Let $f(x)$ be a $2\pi$-periodic function on $(0,2\pi)$ (so we extend $f$ to the reals by $f(x)=f(x+2\pi)$. ) $f$ is also absolutely improperly integrable, i.e., $$ \int_0^{2 \pi } |f| \, dx := \lim_{x \rightarrow 0} \int_x^c |f| \, dx + \lim_{y \rightarrow 2 \pi} \int_c^y |f| \, dx .$$ exists, where the terms in limits are Riemann Integrals exists. (So $|f|$ is Riemann Integrable in any interval $(\alpha, \beta) \subset [0, 2\pi] $.) $$ G_m(\zeta):= \int_{\delta} ^{2 \pi - \delta} f(x+\zeta) \Big(\sum_{k=m+1}^{\infty} \frac{ \sin k x } {k} \Big) \, dx $$
Then there exists $m$ such that $|G_m(\zeta)| < \varepsilon$ for all $\zeta \in \mathbb{R}$.
I know that $\sum_{k=1}^\infty \frac{ e^{ikx} } {k} $ is uniformly convergent on $[\delta, 2 \pi - \delta]$, and the sum is uniformly bounded on $\mathbb{R}$, say by $M$. How does one prove this?

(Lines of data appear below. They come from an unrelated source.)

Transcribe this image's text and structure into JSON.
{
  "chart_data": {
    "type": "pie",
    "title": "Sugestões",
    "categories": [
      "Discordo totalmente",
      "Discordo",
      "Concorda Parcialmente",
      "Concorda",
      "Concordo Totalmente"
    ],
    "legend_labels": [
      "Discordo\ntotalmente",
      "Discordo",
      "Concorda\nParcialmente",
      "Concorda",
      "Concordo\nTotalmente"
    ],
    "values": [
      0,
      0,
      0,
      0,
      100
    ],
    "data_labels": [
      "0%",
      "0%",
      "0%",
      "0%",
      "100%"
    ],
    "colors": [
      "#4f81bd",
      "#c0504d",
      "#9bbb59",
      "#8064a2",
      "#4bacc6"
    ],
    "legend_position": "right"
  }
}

This is my attempt, is it right?: As $|f|$ is absolutely integrable, by change of variables $u=x+\zeta$, $$ |G_m(\zeta)| \le M \Big[ \int_{\delta + \zeta}^{2 \pi -\delta + \zeta} |f(u)| \Big| \sum_{m+1}^\infty \frac{ \sin ku }{k} \Big| + \int_{\delta + \zeta}^{2 \pi -\delta + \zeta} |f(u)| \Big| \sum_{m+1}^\infty \frac{ \cos ku }{k} \Big| \, du \Big] $$ It only suffice to consider first integral. Wlog, suppose $2 \pi \in (\delta+ \zeta, 2 \pi - \delta + \zeta)$. By Absolute Integrability, exists $\delta'>0$ such that we may split the integral into three parts,
$$ \int_{\delta+\zeta}^{ 2 \pi - \delta'} + \int_{2 \pi - \delta'}^{ 2 \pi + \delta'} + \int_{2 \pi + \delta'}^{2 \pi - \delta + \zeta} |f(u)| \Big| \sum_{m+1}^\infty \frac{ \sin ku }{k} \Big| \, du \le M \varepsilon + \int_{\delta'}^{2 \pi - \delta'} |f(u)| \Big| \sum_{m+1}^\infty \frac{ \sin ku }{k} \Big| \, du $$ where the last summation limits to $0$ due to uniform convergence of zero, and $|f|$ being bounded.
First, convince yourself that if $(a,b) \subseteq \mathbb{R}$ is any interval of length smaller than $2\pi$, i.e. $b-a \leq 2 \pi$, then we have $$\int_{a}^{b} |f| ~\mathrm{d}x \leq \int_{0}^{2\pi} |f| ~ \mathrm{d}x =: I$$ due to the periodicity of $f$. Because of the uniform convergence, for any $\epsilon > 0$ you can find a $M \in \mathbb{N}$ such that $$\left| \sum_{k=m+1}^{\infty} \frac{\sin(kx)}{x}\right| < \frac{\epsilon}{I}, \quad x \in [\delta, 2\pi - \delta], \quad m \geq M.$$ We find that $$|G_m (\zeta)| \leq \frac{\epsilon}{I}\int_{\delta}^{2\pi - \delta}|f(x+\zeta)| ~ \mathrm{d}x = \frac{\epsilon}{I}\int_{\zeta + \delta}^{\zeta + 2\pi - \delta} |f(y)|~\mathrm{d}y \leq \frac{\epsilon}{I}I = \epsilon $$ The last inequality holds because the length of the integration interval is smaller than $2\pi$.